Für besondere Anlässe

Die Ersparnis ist mitunter beträchtlich. So beträgt die Miete für einen Mädchen-Outdoor-Parka von Finkid zum Beispiel 18,60 Euro pro Monat, wer die Jacke selbst kauft, bezahlt etwa 100 Euro. Für eine Jogginghose für Babys des Bio-Anbieters Sense Organics will Kilenda drei Euro monatliche Mietgebühr, im Neukauf im Laden kostet die Hose etwa 16 Euro.

Für ein Puky-Laufrad bezahlen Eltern elf Euro Monatsmiete, neu kostet das Rad um die 70 Euro. Sinnvoll ist das Ausleihen besonders bei Kleidungsstücken, die nur selten oder für wenige Wochen benötigt werden, zum Beispiel Festkleidung oder ein Skianzug für den Winterurlaub.

Doch es geht nicht nur ums Geldsparen. Wenn Sachen von mehreren Menschen genutzt werden, profitiert auch die Umwelt. Allein durch die Vermietung von Kinderkleidung habe Kilenda 2017 rund 327 Millionen Liter Wasser und 169 Tonnen CO2 gespart, heißt es in der Bewerbung um den GreenTec Award 2018. Die Firma hatte es damals unter die Top drei Finalisten geschafft und war auch für den Deutschen Nachhaltigkeitspreis nominiert. Sie nutzt Kleidung nicht nur mehrfach, sondern verzichtet beim Waschen auch auf Weichspüler und Aufheller. „30 Prozent der Kleidung sind Fairtrade, Ökotex- oder GOTS-zertifiziert“, sagt Kilenda-Gründer Hendrik Scheuschner.

Kein Mindestbestellwert

„Wir sparen einfach mit jedem Kleidungsstück, das wiederverwendet wird, das Wasser, CO2 und Chemikalien, die bei einer Neuproduktion anfallen würden“, sagt Sarah Herms. Sie ist bei Tchibo verantwortlich für nachhaltige Geschäftsmodelle. 2018 ist das Unternehmen mit seiner Plattform Tchibo Share in den Mietmarkt für Baby- und Kinderkleidung eingestiegen. Betrieben wird auch dieses Angebot von Relenda. Bestellungen werden in Magdeburg abgewickelt. Besonderheit hier:

Die meisten Kleidungsstücke, die auf der Plattform Tchibo Share zur Miete angeboten werden, sind aus Bio-Baumwolle oder recycelten Materialien und Produkte der Eigenmarke TCM. Hochpreisige Markenware gibt es eher selten. Taugen die Bekleidungsstücke nicht mehr für den Verleih, werden sie als Secondhand-Artikel vermarktet oder der Organisation FairWertung gespendet und recycelt, schreibt das Unternehmen in seinem Nachhaltigkeitsbericht. Einen Mindestbestellwert pro Monat erhebt Tchibo Share nicht. Gestartet ist das Verleih-Portal mit Babysachen und hat sein Sortiment seither stetig erweitert. Jetzt gibt es hauptsächlich Kleidung für Kindergarten- und Vorschulkinder, aber auch Spielzeug, Möbel, selbst Sportgeräte. „Aber die Nachfrage ist begrenzt, weil die Vermietung von Kinderbekleidung noch relativ unbekannt ist“, erklärt Herms.
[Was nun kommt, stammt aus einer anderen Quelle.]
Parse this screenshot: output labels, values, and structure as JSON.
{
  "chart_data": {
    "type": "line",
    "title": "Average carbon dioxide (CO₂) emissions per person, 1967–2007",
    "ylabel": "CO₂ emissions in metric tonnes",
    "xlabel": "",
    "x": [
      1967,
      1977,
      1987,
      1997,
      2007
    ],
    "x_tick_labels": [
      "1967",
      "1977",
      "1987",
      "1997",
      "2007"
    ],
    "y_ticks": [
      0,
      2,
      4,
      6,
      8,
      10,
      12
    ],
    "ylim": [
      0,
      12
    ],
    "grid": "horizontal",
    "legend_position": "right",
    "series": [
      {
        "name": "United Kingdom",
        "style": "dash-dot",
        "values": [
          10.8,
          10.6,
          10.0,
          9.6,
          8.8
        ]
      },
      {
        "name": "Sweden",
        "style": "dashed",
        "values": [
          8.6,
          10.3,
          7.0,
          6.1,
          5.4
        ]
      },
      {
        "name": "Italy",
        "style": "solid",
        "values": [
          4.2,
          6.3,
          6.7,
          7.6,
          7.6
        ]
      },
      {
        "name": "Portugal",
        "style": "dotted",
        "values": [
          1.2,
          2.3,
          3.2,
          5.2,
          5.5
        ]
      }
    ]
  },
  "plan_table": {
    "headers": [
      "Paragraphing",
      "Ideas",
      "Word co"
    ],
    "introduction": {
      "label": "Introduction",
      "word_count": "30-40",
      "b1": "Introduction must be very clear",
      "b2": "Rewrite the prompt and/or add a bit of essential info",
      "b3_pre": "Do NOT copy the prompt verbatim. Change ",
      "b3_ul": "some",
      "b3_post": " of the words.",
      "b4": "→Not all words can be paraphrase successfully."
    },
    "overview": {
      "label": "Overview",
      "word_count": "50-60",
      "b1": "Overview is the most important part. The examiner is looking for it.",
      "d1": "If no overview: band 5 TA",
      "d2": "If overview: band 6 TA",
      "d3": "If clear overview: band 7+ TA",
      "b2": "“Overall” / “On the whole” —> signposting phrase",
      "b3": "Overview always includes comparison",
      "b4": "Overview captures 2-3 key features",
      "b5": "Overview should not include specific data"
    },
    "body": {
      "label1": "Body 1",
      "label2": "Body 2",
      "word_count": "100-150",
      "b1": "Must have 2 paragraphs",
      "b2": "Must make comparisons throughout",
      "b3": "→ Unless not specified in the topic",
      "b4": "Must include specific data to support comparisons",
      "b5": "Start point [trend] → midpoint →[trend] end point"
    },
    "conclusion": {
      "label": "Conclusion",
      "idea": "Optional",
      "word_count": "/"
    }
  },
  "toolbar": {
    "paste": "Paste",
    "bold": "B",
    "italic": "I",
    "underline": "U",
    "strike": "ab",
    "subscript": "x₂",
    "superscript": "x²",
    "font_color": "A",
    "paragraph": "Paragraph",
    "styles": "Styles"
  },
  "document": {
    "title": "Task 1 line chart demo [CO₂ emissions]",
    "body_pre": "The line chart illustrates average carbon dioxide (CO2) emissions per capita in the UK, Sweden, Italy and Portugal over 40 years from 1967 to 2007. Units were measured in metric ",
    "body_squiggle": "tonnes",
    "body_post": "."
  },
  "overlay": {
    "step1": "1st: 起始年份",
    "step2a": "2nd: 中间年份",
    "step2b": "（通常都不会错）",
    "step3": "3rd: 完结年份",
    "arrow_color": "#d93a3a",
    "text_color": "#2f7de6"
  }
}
Astrid Sönning kann inzwischen sehr gut davon leben. Die Künstlerin hat ihre Firma Räubersachen 2015 in Halle an der Saale gegründet – nach zwei Jahren mühsamer ökologischer Kleiderbeschaffung für ihren Sohn. „Ich wollte den Zugang zu gebrauchter, guter Kleidung leichter machen“, sagt sie. Inzwischen hat sie 30 Mitarbeiter. Allein acht arbeiten in der Reparaturabteilung und stopfen und verzieren kleine Löcher mit Stickereien.

„Wir arbeiten nach dem Prinzip: Nach kaputt kommt schöner“, sagt Sönning. An rund 17.000 Kunden hat die Firma seither ausschließlich Kleidung aus Naturmaterialien wie Wolle, Seide und Leinen verliehen. Dass Kinder darin herumtoben und sich auch einmal bekleckern können dürfen, ist gewollt. „Ich komme aus dem Osten. Meine Mutter sagte mir früher, wenn ich zum Spielen rausgehen sollte: Zieh' Räubersachen an!“, so Sönning. Daher der Name.

In vier Preisstufen wird der Zustand der Sachen berücksichtigt: Der Monatspreis für Neuware ist am höchsten, der für Räubersachen am niedrigsten. „Aber die sind am begehrtesten, weil es solche Schmuckstücke sind.“ Umweltschutz ist für die Hallenser eine Selbstverständlichkeit. Sie arbeiten mit Ökostrom, gebrauchten Kartons und Bio-Waschmittel.